Difficult inflation battle
Today, almost every Western central bank targets a similar level of inflation. Despite its relatively long experience, the fight against inflation has not gone very well for the RBNZ in recent times. In the first quarter, inflation of 4,0% was above the official expectation of 3,8%. This makes inflation a bigger problem in New Zealand than in Europe or the United States, where core inflation is 3,6% and 3,1% respectively. Moreover, it looks like inflation in the Western world will fall further in the coming months. This creates room for the European Central Bank (ECB) in particular to go further than a first interest rate cut, which has already been amply anticipated.
Please wait until 2025?
Because inflation figures in New Zealand are only released once a quarter, the RBNZ has much less room for this for the time being.
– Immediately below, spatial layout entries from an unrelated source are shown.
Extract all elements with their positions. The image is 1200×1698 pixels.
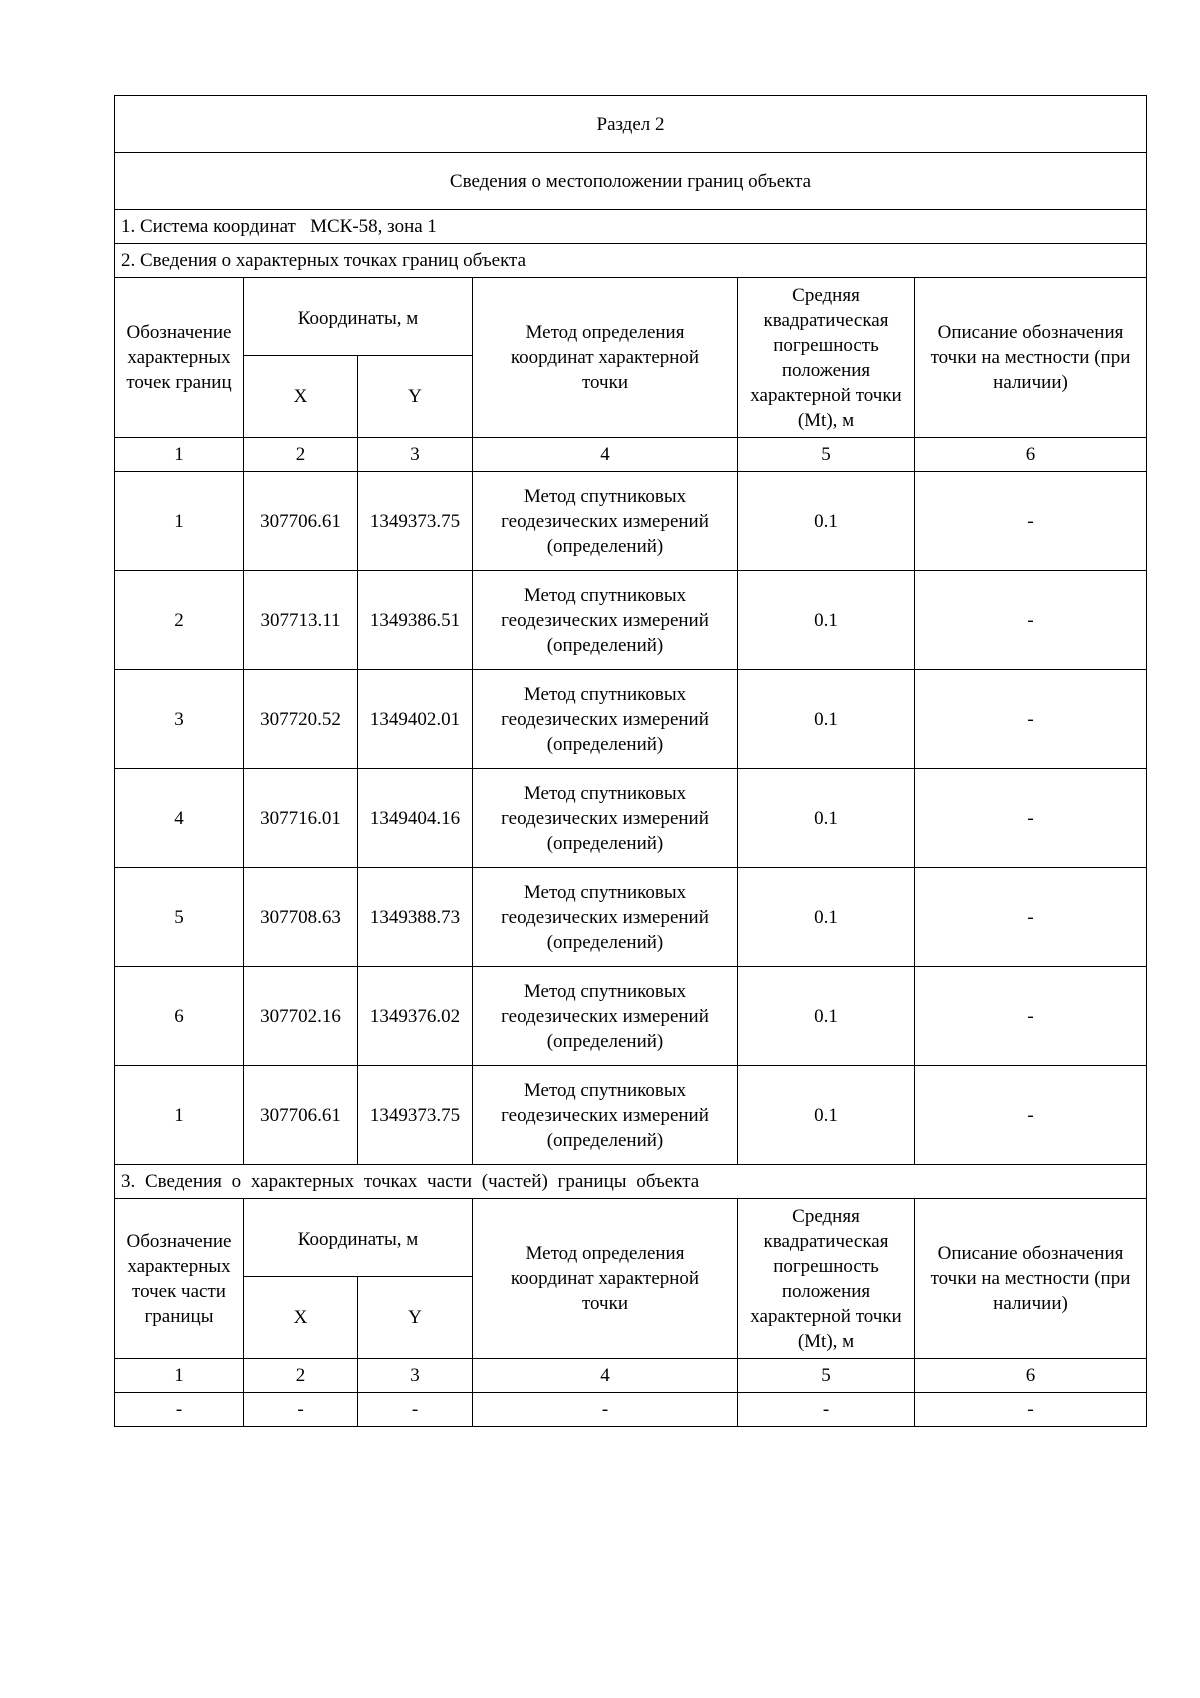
point-description: - (915, 571, 1147, 670)
table-row (115, 472, 1147, 571)
point-method: Метод спутниковых геодезических измерений (определений) (473, 868, 738, 967)
table-row (115, 868, 1147, 967)
part2-header-y: Y (358, 356, 473, 438)
table-row (115, 670, 1147, 769)
point-x: 307720.52 (244, 670, 358, 769)
point-description: - (915, 967, 1147, 1066)
point-description: - (915, 868, 1147, 967)
point-description: - (915, 1066, 1147, 1165)
part3-title: 3. Сведения о характерных точках части (частей) границы объекта (115, 1165, 1147, 1199)
column-number: 6 (915, 438, 1147, 472)
point-x: 307716.01 (244, 769, 358, 868)
point-error: 0.1 (738, 472, 915, 571)
part2-header-error: Средняя квадратическая погрешность положения характерной точки (Mt), м (738, 278, 915, 438)
column-number: 3 (358, 438, 473, 472)
column-number: 4 (473, 1359, 738, 1393)
point-y: 1349404.16 (358, 769, 473, 868)
part2-header-description: Описание обозначения точки на местности (при наличии) (915, 278, 1147, 438)
column-number: 4 (473, 438, 738, 472)
point-y: 1349376.02 (358, 967, 473, 1066)
part-point-error: - (738, 1393, 915, 1427)
part3-header-designation: Обозначение характерных точек части границы (115, 1199, 244, 1359)
point-description: - (915, 769, 1147, 868)
part-point-method: - (473, 1393, 738, 1427)
point-y: 1349402.01 (358, 670, 473, 769)
table-row (115, 769, 1147, 868)
coordinate-system-value: МСК-58, зона 1 (310, 216, 437, 237)
point-y: 1349388.73 (358, 868, 473, 967)
point-method: Метод спутниковых геодезических измерений (определений) (473, 1066, 738, 1165)
section-subtitle: Сведения о местоположении границ объекта (115, 153, 1147, 210)
column-number: 5 (738, 438, 915, 472)
point-method: Метод спутниковых геодезических измерений (определений) (473, 472, 738, 571)
part2-header-method: Метод определения координат характерной точки (473, 278, 738, 438)
part3-header-x: X (244, 1277, 358, 1359)
part3-header-coords: Координаты, м (244, 1199, 473, 1277)
part3-header-y: Y (358, 1277, 473, 1359)
point-x: 307702.16 (244, 967, 358, 1066)
point-y: 1349373.75 (358, 1066, 473, 1165)
point-description: - (915, 472, 1147, 571)
point-error: 0.1 (738, 670, 915, 769)
column-number: 5 (738, 1359, 915, 1393)
point-x: 307706.61 (244, 472, 358, 571)
point-error: 0.1 (738, 769, 915, 868)
part2-header-coords: Координаты, м (244, 278, 473, 356)
point-error: 0.1 (738, 1066, 915, 1165)
part3-header-method: Метод определения координат характерной точки (473, 1199, 738, 1359)
column-number: 3 (358, 1359, 473, 1393)
part-point-y: - (358, 1393, 473, 1427)
table-row (115, 571, 1147, 670)
point-x: 307713.11 (244, 571, 358, 670)
column-number: 6 (915, 1359, 1147, 1393)
point-y: 1349386.51 (358, 571, 473, 670)
point-x: 307708.63 (244, 868, 358, 967)
part3-header-description: Описание обозначения точки на местности (при наличии) (915, 1199, 1147, 1359)
column-number: 2 (244, 438, 358, 472)
coordinate-system-label: 1. Система координат (121, 216, 296, 237)
section-title: Раздел 2 (115, 96, 1147, 153)
part-point-x: - (244, 1393, 358, 1427)
point-method: Метод спутниковых геодезических измерений (определений) (473, 769, 738, 868)
point-id: 5 (115, 868, 244, 967)
point-error: 0.1 (738, 868, 915, 967)
part-point-description: - (915, 1393, 1147, 1427)
table-row (115, 1066, 1147, 1165)
part2-header-designation: Обозначение характерных точек границ (115, 278, 244, 438)
point-description: - (915, 670, 1147, 769)
column-number: 1 (115, 438, 244, 472)
point-error: 0.1 (738, 967, 915, 1066)
point-method: Метод спутниковых геодезических измерений (определений) (473, 967, 738, 1066)
point-x: 307706.61 (244, 1066, 358, 1165)
part2-header-x: X (244, 356, 358, 438)
point-id: 2 (115, 571, 244, 670)
point-id: 1 (115, 1066, 244, 1165)
table-row (115, 967, 1147, 1066)
part3-header-error: Средняя квадратическая погрешность положения характерной точки (Mt), м (738, 1199, 915, 1359)
part2-title: 2. Сведения о характерных точках границ объекта (115, 244, 1147, 278)
boundary-table (114, 95, 1147, 1427)
point-id: 4 (115, 769, 244, 868)
table-row (115, 1393, 1147, 1427)
point-id: 1 (115, 472, 244, 571)
part-point-id: - (115, 1393, 244, 1427)
column-number: 2 (244, 1359, 358, 1393)
part3-column-numbers (115, 1359, 1147, 1393)
point-id: 6 (115, 967, 244, 1066)
column-number: 1 (115, 1359, 244, 1393)
point-method: Метод спутниковых геодезических измерений (определений) (473, 571, 738, 670)
coordinate-system-row (115, 210, 1147, 244)
point-y: 1349373.75 (358, 472, 473, 571)
point-method: Метод спутниковых геодезических измерений (определений) (473, 670, 738, 769)
point-id: 3 (115, 670, 244, 769)
point-error: 0.1 (738, 571, 915, 670)
part2-column-numbers (115, 438, 1147, 472)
A little further on, it is also questionable in Australia whether there will be an interest rate cut this year. In March, inflation rose slightly to 3,5%. The April figures will not be released for a few days, but the strong labor market makes it unlikely that the Reserve Bank of Australia (RBA) will be tempted to consider an interest rate cut in the near future. In April, 38.500 jobs were added in Australia. That is much more than the 23.700 expected. Unemployment currently hovers around 4%.
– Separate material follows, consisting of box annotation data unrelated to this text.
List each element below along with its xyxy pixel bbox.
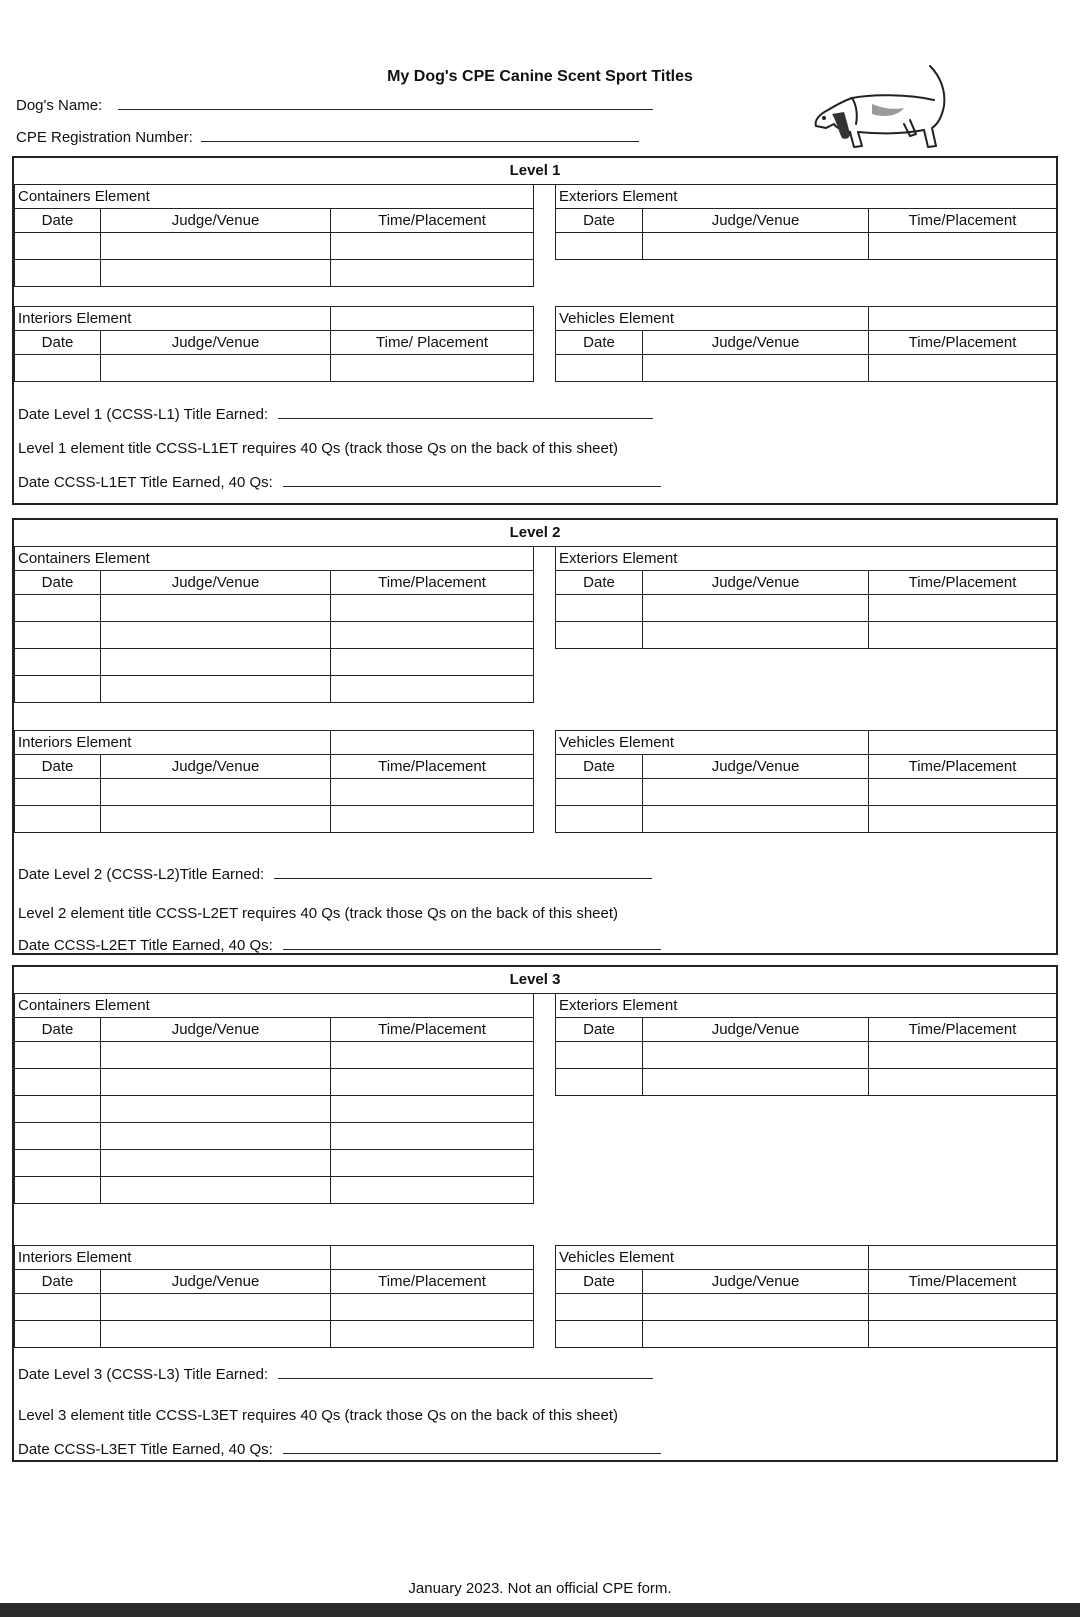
element-title: Interiors Element [15, 731, 331, 755]
l3-title-earned-field[interactable] [278, 1362, 653, 1379]
l3-requires-note: Level 3 element title CCSS-L3ET requires 40 Qs (track those Qs on the back of this sheet) [18, 1407, 619, 1424]
l2-containers-table [14, 546, 534, 703]
level-2-section [12, 518, 1058, 955]
l1-containers-table [14, 184, 534, 287]
table-row [15, 1042, 534, 1069]
col-time-placement: Time/Placement [869, 571, 1057, 595]
col-date: Date [556, 331, 643, 355]
table-row [15, 355, 534, 382]
col-judge-venue: Judge/Venue [101, 1270, 331, 1294]
col-date: Date [15, 209, 101, 233]
table-row [15, 233, 534, 260]
l1-vehicles-table [555, 306, 1057, 382]
table-row [15, 260, 534, 287]
dog-name-field[interactable] [118, 93, 653, 110]
col-time-placement: Time/Placement [331, 755, 534, 779]
table-row [556, 1042, 1057, 1069]
level-3-title: Level 3 [14, 967, 1056, 994]
col-date: Date [15, 1270, 101, 1294]
viewer-bottom-bar [0, 1603, 1080, 1617]
table-row [15, 676, 534, 703]
table-row [556, 806, 1057, 833]
l2-requires-note: Level 2 element title CCSS-L2ET requires 40 Qs (track those Qs on the back of this sheet) [18, 905, 619, 922]
col-judge-venue: Judge/Venue [643, 209, 869, 233]
col-judge-venue: Judge/Venue [101, 755, 331, 779]
col-date: Date [556, 1270, 643, 1294]
table-row [556, 1321, 1057, 1348]
element-title: Exteriors Element [556, 547, 1057, 571]
table-row [15, 1069, 534, 1096]
table-row [15, 649, 534, 676]
l3-et-earned: Date CCSS-L3ET Title Earned, 40 Qs: [18, 1437, 661, 1458]
dachshund-icon [812, 58, 974, 158]
element-title: Vehicles Element [556, 307, 869, 331]
col-time-placement: Time/Placement [869, 1270, 1057, 1294]
registration-line [16, 125, 639, 146]
col-date: Date [15, 331, 101, 355]
table-row [556, 1069, 1057, 1096]
table-row [15, 1177, 534, 1204]
col-time-placement: Time/Placement [331, 571, 534, 595]
l3-title-earned: Date Level 3 (CCSS-L3) Title Earned: [18, 1362, 653, 1383]
col-judge-venue: Judge/Venue [643, 755, 869, 779]
table-row [556, 622, 1057, 649]
l3-exteriors-table [555, 993, 1057, 1096]
col-judge-venue: Judge/Venue [101, 331, 331, 355]
page-title: My Dog's CPE Canine Scent Sport Titles [387, 68, 693, 85]
level-1-section [12, 156, 1058, 505]
element-title: Exteriors Element [556, 185, 1057, 209]
table-row [15, 1294, 534, 1321]
col-judge-venue: Judge/Venue [101, 209, 331, 233]
col-judge-venue: Judge/Venue [101, 571, 331, 595]
table-row [15, 1123, 534, 1150]
l3-vehicles-table [555, 1245, 1057, 1348]
l1-et-earned-field[interactable] [283, 470, 661, 487]
level-1-title: Level 1 [14, 158, 1056, 185]
element-title: Containers Element [15, 547, 534, 571]
l1-interiors-table [14, 306, 534, 382]
footer-note: January 2023. Not an official CPE form. [408, 1580, 672, 1597]
table-row [15, 1150, 534, 1177]
col-date: Date [15, 1018, 101, 1042]
col-judge-venue: Judge/Venue [101, 1018, 331, 1042]
element-title: Interiors Element [15, 307, 331, 331]
l2-exteriors-table [555, 546, 1057, 649]
l1-title-earned: Date Level 1 (CCSS-L1) Title Earned: [18, 402, 653, 423]
table-row [15, 1321, 534, 1348]
table-row [556, 779, 1057, 806]
element-title: Vehicles Element [556, 1246, 869, 1270]
col-date: Date [15, 571, 101, 595]
registration-field[interactable] [201, 125, 639, 142]
l2-et-earned-field[interactable] [283, 933, 661, 950]
col-time-placement: Time/Placement [869, 331, 1057, 355]
l2-vehicles-table [555, 730, 1057, 833]
table-row [15, 779, 534, 806]
col-time-placement: Time/Placement [869, 209, 1057, 233]
registration-label: CPE Registration Number: [16, 129, 193, 146]
col-judge-venue: Judge/Venue [643, 571, 869, 595]
col-judge-venue: Judge/Venue [643, 1018, 869, 1042]
col-date: Date [556, 1018, 643, 1042]
col-date: Date [556, 209, 643, 233]
element-title: Containers Element [15, 185, 534, 209]
col-time-placement: Time/ Placement [331, 331, 534, 355]
table-row [556, 595, 1057, 622]
l3-containers-table [14, 993, 534, 1204]
col-date: Date [556, 755, 643, 779]
l2-et-earned: Date CCSS-L2ET Title Earned, 40 Qs: [18, 933, 661, 954]
dog-name-label: Dog's Name: [16, 97, 103, 114]
table-row [556, 1294, 1057, 1321]
l2-title-earned-field[interactable] [274, 862, 652, 879]
level-3-section [12, 965, 1058, 1462]
element-title: Interiors Element [15, 1246, 331, 1270]
col-time-placement: Time/Placement [869, 755, 1057, 779]
element-title: Vehicles Element [556, 731, 869, 755]
element-title: Containers Element [15, 994, 534, 1018]
table-row [15, 806, 534, 833]
table-row [15, 595, 534, 622]
l1-et-earned: Date CCSS-L1ET Title Earned, 40 Qs: [18, 470, 661, 491]
l2-interiors-table [14, 730, 534, 833]
col-time-placement: Time/Placement [331, 1270, 534, 1294]
table-row [556, 233, 1057, 260]
l1-exteriors-table [555, 184, 1057, 260]
dog-name-line [16, 93, 653, 114]
l2-title-earned: Date Level 2 (CCSS-L2)Title Earned: [18, 862, 652, 883]
col-date: Date [556, 571, 643, 595]
l1-title-earned-field[interactable] [278, 402, 653, 419]
col-time-placement: Time/Placement [331, 209, 534, 233]
l3-et-earned-field[interactable] [283, 1437, 661, 1454]
element-title: Exteriors Element [556, 994, 1057, 1018]
l1-requires-note: Level 1 element title CCSS-L1ET requires 40 Qs (track those Qs on the back of this sheet) [18, 440, 619, 457]
level-2-title: Level 2 [14, 520, 1056, 547]
col-time-placement: Time/Placement [869, 1018, 1057, 1042]
table-row [15, 1096, 534, 1123]
col-time-placement: Time/Placement [331, 1018, 534, 1042]
table-row [15, 622, 534, 649]
col-judge-venue: Judge/Venue [643, 331, 869, 355]
l3-interiors-table [14, 1245, 534, 1348]
col-date: Date [15, 755, 101, 779]
col-judge-venue: Judge/Venue [643, 1270, 869, 1294]
table-row [556, 355, 1057, 382]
Traveling around the world will become an even more expensive affair
Due to the combination of a tight labor market and inflation that is clearly above the RBA target, a first interest rate cut may not take until 2025. Since early May, the exchange rate of both the Australian and New Zealand dollars has risen by a few percent. The RBA won't meet on interest rates until mid-June, but the RBNZ is already meeting today (May 22). At the previous meeting, the bank hinted that there may be an interest rate cut in the third quarter. If the recent inflation figures give reason to wait a little longer, the increasing interest rate difference with the ECB will soon become a tailwind for New Zealand. For those planning to travel around the world, it would be wise to postpone a visit to the countries down under.